Squatters are a constant problem throughout Spain
Squatters are a constant problem throughout Spain
13 August 2020, Emma Donaldson

The topic of squatters in Spain, or okupas in Spanish, is a controversial problem across the country. During the COVID-19 pandemic, law firms have seen a considerable increase in complaints about squatters from owners of both holiday homes and main residences.

According to data from the Ministry of the Interior, illegal occupation has grown in Spain since 2016 by almost 50% and between 2018 and 2019 it increased by 20%, to 14,394 occupations. The majority of cases are seen in Barcelona, Madrid and Malaga: in the last year, 61% of empty properties in Spain have had problems with squatters and in Catalonia, this number rises to 88%. The long period of confinement at home in Spain caused by COVID-19 has been used by squatters to illegally enter and stay in properties that would otherwise be frequently occupied, as the owners may have been forced to leave when the state of alarm was declared.

While squatting is technically illegal in Spain, it often appears that the Spanish law protects squatters more than homeowners. The process of removing squatters from your property in Spain can also be considered a crime depending on the circumstances, meaning that getting your property back can be a long and expensive process. This is an important point to keep in mind if you have a holiday home in Spain that is left empty for much of the year.

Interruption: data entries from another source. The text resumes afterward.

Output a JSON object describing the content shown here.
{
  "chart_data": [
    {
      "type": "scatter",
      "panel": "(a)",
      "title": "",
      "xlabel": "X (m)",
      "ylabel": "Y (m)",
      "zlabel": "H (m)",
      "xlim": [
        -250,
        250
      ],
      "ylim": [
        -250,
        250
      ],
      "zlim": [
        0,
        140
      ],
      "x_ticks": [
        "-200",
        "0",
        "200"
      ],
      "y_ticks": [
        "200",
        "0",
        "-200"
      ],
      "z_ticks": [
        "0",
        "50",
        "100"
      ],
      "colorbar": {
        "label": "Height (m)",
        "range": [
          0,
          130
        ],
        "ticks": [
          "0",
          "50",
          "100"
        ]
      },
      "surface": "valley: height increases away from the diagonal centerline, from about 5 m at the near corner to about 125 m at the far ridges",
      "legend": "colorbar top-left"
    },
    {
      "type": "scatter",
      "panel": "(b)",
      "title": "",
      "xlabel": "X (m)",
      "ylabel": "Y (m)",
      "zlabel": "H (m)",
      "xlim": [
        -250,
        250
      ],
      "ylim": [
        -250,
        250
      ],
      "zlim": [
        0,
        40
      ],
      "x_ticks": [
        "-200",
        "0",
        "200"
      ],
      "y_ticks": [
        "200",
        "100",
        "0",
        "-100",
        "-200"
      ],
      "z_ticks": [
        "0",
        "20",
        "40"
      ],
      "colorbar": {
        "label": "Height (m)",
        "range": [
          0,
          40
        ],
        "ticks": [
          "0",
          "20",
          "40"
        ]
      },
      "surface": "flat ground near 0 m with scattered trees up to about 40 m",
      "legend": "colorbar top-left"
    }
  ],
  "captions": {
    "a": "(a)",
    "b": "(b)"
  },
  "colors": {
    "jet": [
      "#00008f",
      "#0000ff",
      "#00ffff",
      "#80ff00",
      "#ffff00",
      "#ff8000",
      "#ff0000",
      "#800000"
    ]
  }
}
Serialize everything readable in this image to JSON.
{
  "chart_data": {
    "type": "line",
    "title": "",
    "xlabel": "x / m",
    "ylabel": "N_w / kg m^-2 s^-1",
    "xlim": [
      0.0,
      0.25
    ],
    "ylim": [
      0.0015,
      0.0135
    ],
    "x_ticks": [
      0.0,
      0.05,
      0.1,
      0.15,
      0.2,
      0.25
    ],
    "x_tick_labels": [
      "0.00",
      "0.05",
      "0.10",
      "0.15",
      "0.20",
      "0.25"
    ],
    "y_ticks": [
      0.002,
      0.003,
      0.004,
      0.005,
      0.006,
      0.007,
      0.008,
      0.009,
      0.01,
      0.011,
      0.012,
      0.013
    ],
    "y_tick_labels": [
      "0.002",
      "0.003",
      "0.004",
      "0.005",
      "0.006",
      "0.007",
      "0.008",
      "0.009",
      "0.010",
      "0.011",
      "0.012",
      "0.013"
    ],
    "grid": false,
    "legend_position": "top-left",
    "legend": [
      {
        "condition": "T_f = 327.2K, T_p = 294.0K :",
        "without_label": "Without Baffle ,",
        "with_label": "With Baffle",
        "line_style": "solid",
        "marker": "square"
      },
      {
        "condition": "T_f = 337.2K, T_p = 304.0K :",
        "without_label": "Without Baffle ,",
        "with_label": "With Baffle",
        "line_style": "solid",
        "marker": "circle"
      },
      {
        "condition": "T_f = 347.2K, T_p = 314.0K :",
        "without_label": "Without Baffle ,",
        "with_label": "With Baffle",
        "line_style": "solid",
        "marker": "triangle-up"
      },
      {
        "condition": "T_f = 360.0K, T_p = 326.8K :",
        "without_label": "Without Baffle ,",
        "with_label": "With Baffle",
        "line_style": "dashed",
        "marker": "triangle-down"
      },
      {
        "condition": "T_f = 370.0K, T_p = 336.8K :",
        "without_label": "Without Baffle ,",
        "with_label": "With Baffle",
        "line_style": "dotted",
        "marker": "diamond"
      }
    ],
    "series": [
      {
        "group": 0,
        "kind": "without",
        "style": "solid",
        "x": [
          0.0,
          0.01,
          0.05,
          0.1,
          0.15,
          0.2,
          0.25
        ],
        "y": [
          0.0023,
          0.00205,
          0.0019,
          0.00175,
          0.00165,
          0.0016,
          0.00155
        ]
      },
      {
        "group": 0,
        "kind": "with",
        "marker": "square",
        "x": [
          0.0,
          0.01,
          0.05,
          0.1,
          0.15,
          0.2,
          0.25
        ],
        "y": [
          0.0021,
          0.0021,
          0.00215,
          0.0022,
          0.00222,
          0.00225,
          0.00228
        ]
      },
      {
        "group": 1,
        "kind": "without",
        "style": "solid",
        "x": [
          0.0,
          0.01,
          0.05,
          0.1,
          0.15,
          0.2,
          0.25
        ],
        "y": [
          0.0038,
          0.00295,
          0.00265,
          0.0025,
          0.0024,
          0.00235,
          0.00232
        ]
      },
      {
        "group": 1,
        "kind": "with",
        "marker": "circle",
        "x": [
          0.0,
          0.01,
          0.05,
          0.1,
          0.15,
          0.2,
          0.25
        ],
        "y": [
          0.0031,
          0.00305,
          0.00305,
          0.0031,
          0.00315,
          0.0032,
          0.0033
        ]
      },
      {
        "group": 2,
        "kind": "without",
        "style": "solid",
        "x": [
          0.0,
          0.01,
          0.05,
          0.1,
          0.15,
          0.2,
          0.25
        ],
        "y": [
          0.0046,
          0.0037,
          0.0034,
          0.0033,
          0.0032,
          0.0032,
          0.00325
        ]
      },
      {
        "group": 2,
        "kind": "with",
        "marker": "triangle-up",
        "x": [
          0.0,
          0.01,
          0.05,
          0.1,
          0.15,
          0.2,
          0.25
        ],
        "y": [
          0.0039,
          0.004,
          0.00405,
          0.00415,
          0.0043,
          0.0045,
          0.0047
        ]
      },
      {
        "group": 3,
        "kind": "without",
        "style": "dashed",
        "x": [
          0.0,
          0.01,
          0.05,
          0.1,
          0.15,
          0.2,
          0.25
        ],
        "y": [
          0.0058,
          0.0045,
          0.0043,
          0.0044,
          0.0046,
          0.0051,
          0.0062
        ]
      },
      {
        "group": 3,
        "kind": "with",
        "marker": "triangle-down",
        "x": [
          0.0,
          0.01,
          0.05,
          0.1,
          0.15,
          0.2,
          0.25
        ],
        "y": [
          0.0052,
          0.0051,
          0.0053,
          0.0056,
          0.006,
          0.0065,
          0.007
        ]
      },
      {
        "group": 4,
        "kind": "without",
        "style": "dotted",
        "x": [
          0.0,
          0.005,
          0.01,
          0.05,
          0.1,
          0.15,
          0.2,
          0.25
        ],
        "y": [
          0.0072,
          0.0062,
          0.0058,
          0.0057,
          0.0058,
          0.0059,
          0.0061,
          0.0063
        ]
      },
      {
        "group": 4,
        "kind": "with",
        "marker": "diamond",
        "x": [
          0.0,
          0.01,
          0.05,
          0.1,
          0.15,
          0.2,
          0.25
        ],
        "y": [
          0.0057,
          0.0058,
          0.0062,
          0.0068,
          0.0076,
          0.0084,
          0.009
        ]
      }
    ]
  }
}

The Spanish law on squatting has changed in the past few years, claiming that it is now easier for owners to get rid of squatters. However, this law only refers to privately owned properties, not those owned by banks or real estate companies and in 2020, there is still no great legal deterrent for these illegal occupants. There are many legal loopholes when it comes to squatters in Spain. The law states that they can be removed within 48 hours, unless they change the locks, (this is often the first thing the pros will do giving), but in most cases it’s already too late.

Experts and lawyers are calling for further changes in the law to be made to speed up evictions. The General Council of Associations of Property Administrators in Spain is calling for the modification of the law that regulates criminal procedures in order to establish specific measures that can be provisionally agreed upon from the beginning of a criminal complaint, so that the police and security forces can intervene from the first moment that an illegal occupation is detected and reported by the owner. This is in addition to other measures, such as giving more power to town councils so that they can exercise their own powers against the squatters, given that they alter the coexistence in the property and in the neighbourhood, as well as provoking social conflict and generating security problems.